Mungkin karena toko itu sepi, ku lihat hanya ada aku sebagai pengunjungnya, suara detik jam jadi terdengar lebih keras mengikuti degup jantungku. Tanpa sadar langkahku terhenti di depan sebuah kotak persegi empat yang tergantung di dinding. Di dalamnya terdapat sebuah jam pasir, terlebih bukan pasir biasa, pasir berwarna-warni yang seperti memainkan halusinasiku, membuatnya terlihat seperti pelangi.
"Ah...jam itu...". Wanita tua tadi berjalan perlahan menghampiriku.
"Apa ada yang istimewa dari jam ini?"
"Ah...semua benda yang ada di sini spesial." Kini ia tepat berada di sampingku, ikut memandang jam pasir tersebut. "Kamu mengingatkan saya kepada seorang perempuan muda yang beberapa waktu lalu suka datang ke tempat ini."
Ku tatap wanita itu, menandakan aku tertarik dengan ucapannya. "Sepertimu...dia berjalan memutar lorong, mencari-cari sesuatu tapi sepertinya dia tidak tahu apa yang dicarinya. Apa kamu tahu apa yang kamu cari?"
Aku terdiam.
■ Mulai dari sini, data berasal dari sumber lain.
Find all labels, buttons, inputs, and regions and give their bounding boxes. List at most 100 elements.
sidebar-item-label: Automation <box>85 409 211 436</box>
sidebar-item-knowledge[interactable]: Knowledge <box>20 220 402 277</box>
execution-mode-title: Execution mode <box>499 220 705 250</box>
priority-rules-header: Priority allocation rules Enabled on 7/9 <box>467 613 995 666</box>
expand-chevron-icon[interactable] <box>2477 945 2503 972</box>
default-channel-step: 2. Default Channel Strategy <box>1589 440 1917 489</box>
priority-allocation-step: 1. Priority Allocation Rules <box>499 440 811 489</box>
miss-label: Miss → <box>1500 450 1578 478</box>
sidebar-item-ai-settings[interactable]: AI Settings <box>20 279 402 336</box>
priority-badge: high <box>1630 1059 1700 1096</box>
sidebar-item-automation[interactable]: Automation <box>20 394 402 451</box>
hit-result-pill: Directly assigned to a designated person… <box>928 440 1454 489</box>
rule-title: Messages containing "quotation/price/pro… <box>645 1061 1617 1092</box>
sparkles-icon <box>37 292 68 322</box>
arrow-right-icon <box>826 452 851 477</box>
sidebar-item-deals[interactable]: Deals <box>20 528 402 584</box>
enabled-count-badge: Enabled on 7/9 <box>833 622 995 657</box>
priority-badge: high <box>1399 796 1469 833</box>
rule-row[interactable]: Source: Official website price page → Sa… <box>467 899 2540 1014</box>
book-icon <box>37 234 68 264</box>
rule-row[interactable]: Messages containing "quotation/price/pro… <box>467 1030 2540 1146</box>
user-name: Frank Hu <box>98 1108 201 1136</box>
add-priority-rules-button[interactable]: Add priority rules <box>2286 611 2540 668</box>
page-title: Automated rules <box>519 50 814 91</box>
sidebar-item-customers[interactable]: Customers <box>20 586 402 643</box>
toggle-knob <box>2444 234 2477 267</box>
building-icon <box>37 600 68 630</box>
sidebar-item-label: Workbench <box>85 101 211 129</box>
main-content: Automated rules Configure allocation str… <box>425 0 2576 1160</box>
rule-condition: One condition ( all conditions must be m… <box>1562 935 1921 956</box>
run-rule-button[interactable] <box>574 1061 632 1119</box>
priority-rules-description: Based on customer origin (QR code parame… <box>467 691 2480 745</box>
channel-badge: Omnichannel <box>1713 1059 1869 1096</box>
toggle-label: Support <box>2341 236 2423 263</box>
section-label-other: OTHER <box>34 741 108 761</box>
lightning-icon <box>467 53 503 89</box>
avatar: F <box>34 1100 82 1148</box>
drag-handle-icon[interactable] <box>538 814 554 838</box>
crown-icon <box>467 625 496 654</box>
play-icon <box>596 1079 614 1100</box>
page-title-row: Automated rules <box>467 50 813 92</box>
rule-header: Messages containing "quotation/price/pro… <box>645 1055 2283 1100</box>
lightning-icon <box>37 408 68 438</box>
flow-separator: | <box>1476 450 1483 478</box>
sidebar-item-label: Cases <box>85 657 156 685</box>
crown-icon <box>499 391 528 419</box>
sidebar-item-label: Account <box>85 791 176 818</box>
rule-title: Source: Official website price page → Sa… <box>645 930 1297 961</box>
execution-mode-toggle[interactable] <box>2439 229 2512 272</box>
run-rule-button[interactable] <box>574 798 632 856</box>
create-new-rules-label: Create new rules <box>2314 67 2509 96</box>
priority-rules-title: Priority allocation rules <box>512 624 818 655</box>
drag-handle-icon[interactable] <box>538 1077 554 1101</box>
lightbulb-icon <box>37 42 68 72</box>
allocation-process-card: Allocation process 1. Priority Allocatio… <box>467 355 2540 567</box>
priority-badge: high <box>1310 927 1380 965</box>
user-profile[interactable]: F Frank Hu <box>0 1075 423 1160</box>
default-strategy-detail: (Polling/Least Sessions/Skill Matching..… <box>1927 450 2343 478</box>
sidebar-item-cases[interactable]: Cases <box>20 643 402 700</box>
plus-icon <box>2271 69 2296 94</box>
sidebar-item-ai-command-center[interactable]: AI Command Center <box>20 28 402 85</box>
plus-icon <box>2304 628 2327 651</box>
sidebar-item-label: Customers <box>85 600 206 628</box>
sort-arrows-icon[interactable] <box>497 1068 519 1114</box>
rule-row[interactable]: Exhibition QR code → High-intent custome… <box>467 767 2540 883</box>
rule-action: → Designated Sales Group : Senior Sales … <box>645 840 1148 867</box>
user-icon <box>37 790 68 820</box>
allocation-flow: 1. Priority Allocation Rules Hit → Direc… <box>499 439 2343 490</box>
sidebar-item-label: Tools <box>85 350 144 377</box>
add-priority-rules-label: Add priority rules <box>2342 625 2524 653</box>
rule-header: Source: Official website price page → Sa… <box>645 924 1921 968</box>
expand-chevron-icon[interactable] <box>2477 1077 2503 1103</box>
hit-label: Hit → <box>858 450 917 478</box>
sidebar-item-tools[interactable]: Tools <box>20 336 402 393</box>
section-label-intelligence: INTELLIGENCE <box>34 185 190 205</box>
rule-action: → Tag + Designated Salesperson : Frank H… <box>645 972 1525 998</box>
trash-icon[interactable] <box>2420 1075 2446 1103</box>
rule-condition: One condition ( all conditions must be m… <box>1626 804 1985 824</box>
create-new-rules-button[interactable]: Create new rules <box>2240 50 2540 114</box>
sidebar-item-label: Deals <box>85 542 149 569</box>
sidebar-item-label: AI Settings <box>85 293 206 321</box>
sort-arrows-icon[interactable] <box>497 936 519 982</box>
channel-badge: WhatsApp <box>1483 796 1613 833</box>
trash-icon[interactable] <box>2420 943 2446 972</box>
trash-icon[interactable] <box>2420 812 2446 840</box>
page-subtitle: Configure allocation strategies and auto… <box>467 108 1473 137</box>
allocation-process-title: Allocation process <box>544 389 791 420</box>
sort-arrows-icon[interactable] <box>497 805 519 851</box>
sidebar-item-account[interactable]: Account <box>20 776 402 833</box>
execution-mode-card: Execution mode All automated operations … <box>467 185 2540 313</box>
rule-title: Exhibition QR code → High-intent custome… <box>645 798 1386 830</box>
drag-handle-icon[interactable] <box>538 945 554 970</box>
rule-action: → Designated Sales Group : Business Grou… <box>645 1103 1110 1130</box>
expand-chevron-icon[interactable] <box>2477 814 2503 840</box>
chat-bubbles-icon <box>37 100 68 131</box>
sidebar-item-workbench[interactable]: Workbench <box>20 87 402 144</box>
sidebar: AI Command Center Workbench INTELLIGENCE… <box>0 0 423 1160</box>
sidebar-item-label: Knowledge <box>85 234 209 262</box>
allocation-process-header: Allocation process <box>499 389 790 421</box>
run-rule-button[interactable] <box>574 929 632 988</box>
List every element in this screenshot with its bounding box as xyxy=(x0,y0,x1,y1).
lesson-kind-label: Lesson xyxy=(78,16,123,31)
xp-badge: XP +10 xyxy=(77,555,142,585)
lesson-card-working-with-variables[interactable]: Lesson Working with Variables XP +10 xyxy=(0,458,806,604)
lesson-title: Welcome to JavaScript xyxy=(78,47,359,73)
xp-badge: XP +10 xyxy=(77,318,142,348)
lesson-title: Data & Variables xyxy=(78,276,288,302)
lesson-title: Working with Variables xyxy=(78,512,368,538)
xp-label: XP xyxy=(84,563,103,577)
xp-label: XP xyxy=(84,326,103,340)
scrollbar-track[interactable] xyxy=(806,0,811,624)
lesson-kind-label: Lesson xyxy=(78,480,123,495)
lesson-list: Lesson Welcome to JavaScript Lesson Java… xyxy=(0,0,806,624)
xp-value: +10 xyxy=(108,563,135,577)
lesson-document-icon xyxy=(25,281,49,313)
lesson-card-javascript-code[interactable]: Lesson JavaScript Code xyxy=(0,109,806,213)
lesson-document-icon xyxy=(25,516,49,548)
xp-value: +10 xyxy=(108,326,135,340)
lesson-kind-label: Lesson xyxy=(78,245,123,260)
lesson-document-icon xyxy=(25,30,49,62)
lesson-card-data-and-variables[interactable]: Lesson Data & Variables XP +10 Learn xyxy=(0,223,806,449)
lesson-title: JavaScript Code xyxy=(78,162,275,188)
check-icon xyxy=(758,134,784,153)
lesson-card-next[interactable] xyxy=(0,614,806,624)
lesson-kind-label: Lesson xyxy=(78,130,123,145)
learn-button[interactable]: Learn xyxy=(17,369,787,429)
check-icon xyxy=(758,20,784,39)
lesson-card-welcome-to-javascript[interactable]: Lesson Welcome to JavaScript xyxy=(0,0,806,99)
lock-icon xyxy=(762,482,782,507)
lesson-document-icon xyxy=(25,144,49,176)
Kembali menatap pasir yang kali ini aku yakin warnanya memang sewarna pelangi!
"Sebelum akhirnya dia berhenti di depan jam ini. Memandanginya hingga bermenit-menit."
"Mungkin karna warna pasir di dalamnya menarik...seperti warna pelangi."
Wanita itu tersenyum penuh arti. "Benarkah sewarna pelangi?" Dia sedikit berjinjit agar bisa lebih mendekatkan diri, memandangi jam dengan seksama. "Oh...apa mungkin mata tuaku salah lihat? Karna aku hanya bisa melihat warna pasir yang mulai memudar?"
Ku pandang lagi dengan seksama pasir di dalam tabung jam. Sungguh! Sewarna pelangi!
"Oh...mata tuaku...". Wanita itu kemudian berbalik, pelan langkahnya meninggalkanku.
"Emm...tunggu...".
Ia berbalik, "ya?"
"Apakah perempuan muda yang anda ceritakan kini sudah menemukan apa yang ia cari?"
"Entahlah...dia hanya mengatakan, ..emmm...bertanya lebih tepatnya, entahlah...seperti ini, sebenarnya apa warna bumi? Hijaukah seperti hamparan daun yang berjejal pada akar pohon di hutan? Birukah seperti laut atau langit pagi yang tanpa mendung? Hijau sedikit kuningkah seperti hamparan padang ilalang?"
Wanita itu menatapku. Sepertinya ia tahu aku tengah merekam tiap kata-katanya, menyimpannya di dalam kepala kemudian menyusunnya satu persatu hingga aku teringat akan sesuatu, seseorang tepatnya.
"Apa kamu tahu warna bumi?" Tanyanya sebelum ia kembali berjalan pelan. Tapi kemudian terhenti lagi, mengacungkan jarinya seolah ingat akan sesuatu.
"Berhati-hatilah terhadap rindu. Karna ketika kamu tidak lagi mendapati rindu dalam dirinya, diam-diam rindu tengah berbalik padamu...hingga tanpa kamu sadari, rindu telah membuat lubang...Seberapa sakit? Tanyakan padanya yang lama menikmati siksaan rindu."
"Berhati-hatilah terhadap rindu. Karna ketika kamu tidak lagi mendapati rindu dalam dirinya, diam-diam rindu tengah berbalik padamu...hingga tanpa kamu sadari, rindu telah membuat lubang...Seberapa sakit? Tanyakan padanya yang lama menikmati siksaan rindu."
Kemudian ia menghela napas sambil menggeleng-gelengkan kepalanya. Sambil berjalan, aku masih bisa mendengar ia berkata, "itupun kalau masih ada yang tersisa...oh...perempuan muda yang malang...apa dia berhasil selamat dari siksaan rindu?"